Wilayah Kalimantan: Sebagian besar wilayah Kalimantan tetap memiliki potensi hujan lokal akibat kelembapan udara yang tinggi.
Wilayah Sulawesi: Wilayah Sulawesi bagian utara dan tengah perlu mewaspadai potensi hujan lebat pada siang hingga sore hari.
Wilayah Nusa Tenggara: Meskipun cenderung kering, beberapa wilayah di pesisir tetap dalam pantauan.
Wilayah Maluku dan Papua: Wilayah timur Indonesia masih menunjukkan karakteristik cuaca basah dengan potensi hujan yang tersebar di beberapa kabupaten.
Catatan: Masyarakat di wilayah tersebut disarankan untuk terus memantau pembaruan data cuaca melalui aplikasi resmi BMKG atau kanal berita terpercaya untuk mendapatkan informasi per jam yang lebih akurat.
Potensi Dampak dan Risiko Bencana
Hujan dengan intensitas lebat, meskipun terjadi di tengah musim kemarau, membawa sejumlah risiko yang perlu diwaspadai oleh masyarakat, terutama mereka yang tinggal di kawasan rawan.
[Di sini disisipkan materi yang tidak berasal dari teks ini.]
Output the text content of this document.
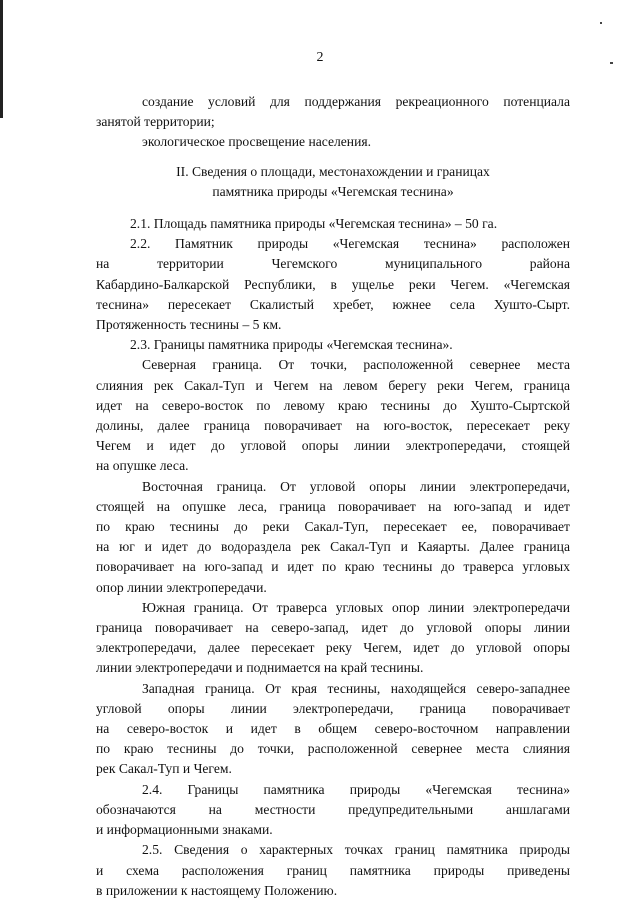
2
создание условий для поддержания рекреационного потенциала
занятой территории;
экологическое просвещение населения.
II. Сведения о площади, местонахождении и границах
памятника природы «Чегемская теснина»
2.1. Площадь памятника природы «Чегемская теснина» – 50 га.
2.2. Памятник природы «Чегемская теснина» расположен
на территории Чегемского муниципального района
Кабардино-Балкарской Республики, в ущелье реки Чегем. «Чегемская
теснина» пересекает Скалистый хребет, южнее села Хушто-Сырт.
Протяженность теснины – 5 км.
2.3. Границы памятника природы «Чегемская теснина».
Северная граница. От точки, расположенной севернее места
слияния рек Сакал-Туп и Чегем на левом берегу реки Чегем, граница
идет на северо-восток по левому краю теснины до Хушто-Сыртской
долины, далее граница поворачивает на юго-восток, пересекает реку
Чегем и идет до угловой опоры линии электропередачи, стоящей
на опушке леса.
Восточная граница. От угловой опоры линии электропередачи,
стоящей на опушке леса, граница поворачивает на юго-запад и идет
по краю теснины до реки Сакал-Туп, пересекает ее, поворачивает
на юг и идет до водораздела рек Сакал-Туп и Каяарты. Далее граница
поворачивает на юго-запад и идет по краю теснины до траверса угловых
опор линии электропередачи.
Южная граница. От траверса угловых опор линии электропередачи
граница поворачивает на северо-запад, идет до угловой опоры линии
электропередачи, далее пересекает реку Чегем, идет до угловой опоры
линии электропередачи и поднимается на край теснины.
Западная граница. От края теснины, находящейся северо-западнее
угловой опоры линии электропередачи, граница поворачивает
на северо-восток и идет в общем северо-восточном направлении
по краю теснины до точки, расположенной севернее места слияния
рек Сакал-Туп и Чегем.
2.4. Границы памятника природы «Чегемская теснина»
обозначаются на местности предупредительными аншлагами
и информационными знаками.
2.5. Сведения о характерных точках границ памятника природы
и схема расположения границ памятника природы приведены
в приложении к настоящему Положению.
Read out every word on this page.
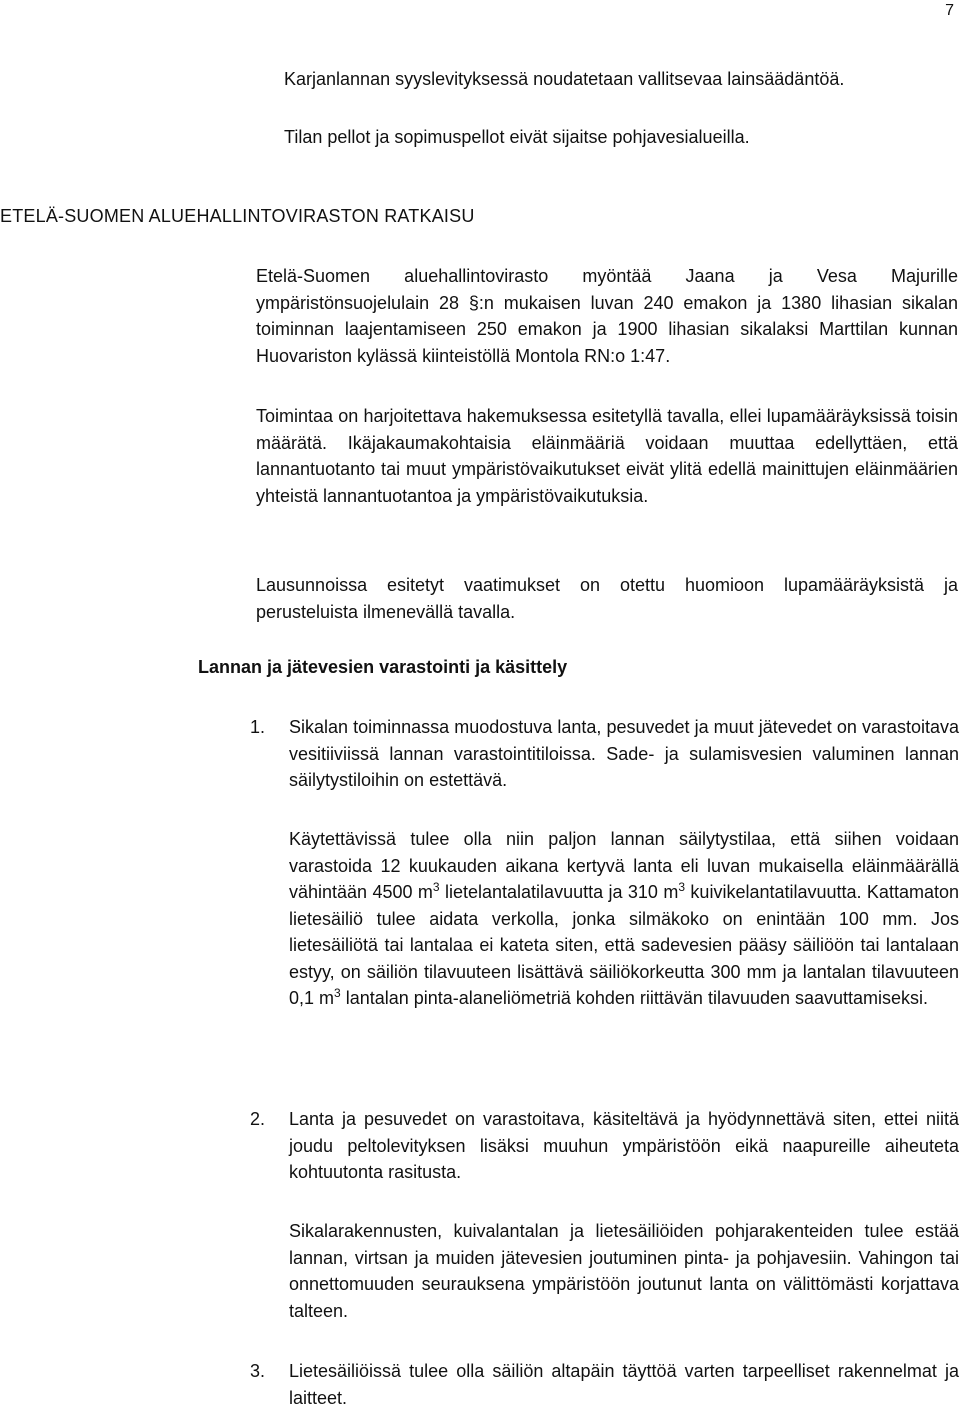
7

Karjanlannan syyslevityksessä noudatetaan vallitsevaa lainsäädäntöä.

Tilan pellot ja sopimuspellot eivät sijaitse pohjavesialueilla.

ETELÄ-SUOMEN ALUEHALLINTOVIRASTON RATKAISU

Etelä-Suomen aluehallintovirasto myöntää Jaana ja Vesa Majurille ympäristönsuojelulain 28 §:n mukaisen luvan 240 emakon ja 1380 lihasian sikalan toiminnan laajentamiseen 250 emakon ja 1900 lihasian sikalaksi Marttilan kunnan Huovariston kylässä kiinteistöllä Montola RN:o 1:47.

Toimintaa on harjoitettava hakemuksessa esitetyllä tavalla, ellei lupamääräyksissä toisin määrätä. Ikäjakaumakohtaisia eläinmääriä voidaan muuttaa edellyttäen, että lannantuotanto tai muut ympäristövaikutukset eivät ylitä edellä mainittujen eläinmäärien yhteistä lannantuotantoa ja ympäristövaikutuksia.

Lausunnoissa esitetyt vaatimukset on otettu huomioon lupamääräyksistä ja perusteluista ilmenevällä tavalla.

Lannan ja jätevesien varastointi ja käsittely
1. Sikalan toiminnassa muodostuva lanta, pesuvedet ja muut jätevedet on varastoitava vesitiiviissä lannan varastointitiloissa. Sade- ja sulamisvesien valuminen lannan säilytystiloihin on estettävä.

Käytettävissä tulee olla niin paljon lannan säilytystilaa, että siihen voidaan varastoida 12 kuukauden aikana kertyvä lanta eli luvan mukaisella eläinmäärällä vähintään 4500 $m^3$ lietelantalatilavuutta ja 310 $m^3$ kuivikelantatilavuutta. Kattamaton lietesäiliö tulee aidata verkolla, jonka silmäkoko on enintään 100 mm. Jos lietesäiliötä tai lantalaa ei kateta siten, että sadevesien pääsy säiliöön tai lantalaan estyy, on säiliön tilavuuteen lisättävä säiliökorkeutta 300 mm ja lantalan tilavuuteen 0,1 $m^3$ lantalan pinta-alaneliömetriä kohden riittävän tilavuuden saavuttamiseksi.

2. Lanta ja pesuvedet on varastoitava, käsiteltävä ja hyödynnettävä siten, ettei niitä joudu peltolevityksen lisäksi muuhun ympäristöön eikä naapureille aiheuteta kohtuutonta rasitusta.

Sikalarakennusten, kuivalantalan ja lietesäiliöiden pohjarakenteiden tulee estää lannan, virtsan ja muiden jätevesien joutuminen pinta- ja pohjavesiin. Vahingon tai onnettomuuden seurauksena ympäristöön joutunut lanta on välittömästi korjattava talteen.

3. Lietesäiliöissä tulee olla säiliön altapäin täyttöä varten tarpeelliset rakennelmat ja laitteet.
Beberapa dampak yang mungkin timbul antara lain:
1. Banjir Genangan dan Banjir Bandang
Hujan lebat yang turun dalam waktu singkat dapat menyebabkan sistem drainase di wilayah perkotaan tidak mampu menampung volume air, sehingga memicu banjir genangan. Di daerah aliran sungai (DAS), kewaspadaan terhadap banjir bandang juga harus ditingkatkan.
2. Tanah Longsor
Bagi masyarakat yang bermukim di lereng perbukitan atau kawasan pegunungan, hujan lebat dapat meningkatkan kadar air dalam tanah secara drastis. Hal ini meningkatkan risiko terjadinya tanah longsor yang dapat membahayakan pemukiman dan akses jalan.